Most mattresses, unless otherwise noted by the manufacturer, can be used as a floor mattress without any frame or box spring. The reasons for doing this vary: a desire for minimalism, interior design choice, saving money on frames, or even accommodating children or adults prone to rolling out of bed. Whether using a mattress on the floor is your preference or a temporary setup, we have a some tips to keep in mind for proper mattress on floor use.
The surface you set your mattress on is important.
We recommend finished surfaces, such as hardwood floor, tile, or synthetic carpeting (or rugs). Synthetic carpeting makes up a large part of the carpet market—it’s often more affordable, durable, and stain resistant than natural carpeting. Nylon, polyester, trifecta, and olefin are examples of commonly used synthetic fibers.
Avoid unfinished or natural surfaces like plywood and natural carpet fibers. Plywood is a wood composite that can retain moisture, which can lead to mold growth. Natural fiber carpets may retain moisture and be less durable than their synthetic counterparts. Wool is commonly used as a natural carpet. Other examples—often seen in area rugs—include cotton, jute, coir, seagrass, and sisal.
Most carpet and rugs available at big box retailers are synthetic fiber.
Some carpets are blends of natural and synthetic fibers. This mixing of fibers reduces some of the concerns seen in 100 percent natural or 100 percent synthetic carpeting. Still, if you want to use the mattress on a rug or in a carpeted room, consider using a thin barrier like a tatami mat or bunky board.

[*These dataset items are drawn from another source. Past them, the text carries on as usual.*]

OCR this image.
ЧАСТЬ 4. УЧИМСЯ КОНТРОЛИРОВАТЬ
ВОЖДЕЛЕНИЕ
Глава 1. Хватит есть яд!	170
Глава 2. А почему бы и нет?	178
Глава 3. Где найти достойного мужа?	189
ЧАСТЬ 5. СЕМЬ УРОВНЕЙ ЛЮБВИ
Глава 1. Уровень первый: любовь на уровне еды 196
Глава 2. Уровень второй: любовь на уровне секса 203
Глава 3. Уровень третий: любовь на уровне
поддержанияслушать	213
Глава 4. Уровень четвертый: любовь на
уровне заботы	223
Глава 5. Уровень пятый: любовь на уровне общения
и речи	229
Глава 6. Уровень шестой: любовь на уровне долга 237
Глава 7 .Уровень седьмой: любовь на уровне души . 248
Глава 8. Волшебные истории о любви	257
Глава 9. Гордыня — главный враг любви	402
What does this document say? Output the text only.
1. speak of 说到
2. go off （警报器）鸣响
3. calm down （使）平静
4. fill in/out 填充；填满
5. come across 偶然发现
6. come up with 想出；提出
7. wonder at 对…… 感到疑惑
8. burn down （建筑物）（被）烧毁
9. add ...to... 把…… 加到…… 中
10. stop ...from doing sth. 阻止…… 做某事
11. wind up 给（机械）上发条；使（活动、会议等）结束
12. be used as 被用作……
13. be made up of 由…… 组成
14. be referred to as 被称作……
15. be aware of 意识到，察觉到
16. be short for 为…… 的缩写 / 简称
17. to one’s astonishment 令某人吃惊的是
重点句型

Bunky boards are low-profile foundations that offer the same level of support as a standard box spring but are generally only 2-3 inches thick. Tatami mats are traditional Japanese flooring. They can provide a clean and breathable base for mattresses used on the floor.
The Do's and Don’ts
DO read the fine print of your mattress warranty—scan your warranty for any combination of the terms "floor bed mattress" as floor use may void coverage. Even if floor use doesn’t affect the warranty, we recommend consulting the mattress manufacturer for floor use guidelines.
DO NOT set up your mattress without cleaning the area where it will be placed. If there is carpet or a rug, vacuum and steam clean to remove buildup in the fibers. On hard surfaces, vacuum, mop, and use a disinfectant cleaning product to sanitize. Make sure the surface is completely dry before setting up the mattress.
DO check out our tips for cleaning a mattress (link to how to clean your mattress post), and if you want to keep critters out, consider using a protective cover (link to protective cover post). When a mattress is closer to the ground, it’s more accessible to dust mites, bed bugs, dirt, ants, and spiders.
DO NOT take a risk with mold and mildew. Putting a mattress directly on any surface can limit circulation and trap moisture, especially in humid areas.
DO securely prop your mattress against a wall every week for a few hours (at the minimum). This allows the bottom of the mattress to breathe and reduces moisture buildup. In extremely humid regions, you may need to do this more often. Every time you prop the mattress up, we suggest doing a quick clean up of the area where it sits.
DO NOT forget to bundle up. Floor use could impact your sleeping temperature. For instance, during the winter or in cold environments, you may feel a chill because of the low position of the mattress. (Remember what you learned in grade school—hot air rises.)
DO remember the floor may have an effect on the feel of the bed, especially for all-foam mattresses. This change may be too subtle for most to notice, but for sleepers who are particular: a plush carpet can make a mattress feel softer, while the same mattress can feel firmer on a hardwood floor. Every mattress is different so it will take some trial and error to figure out the best set up for you.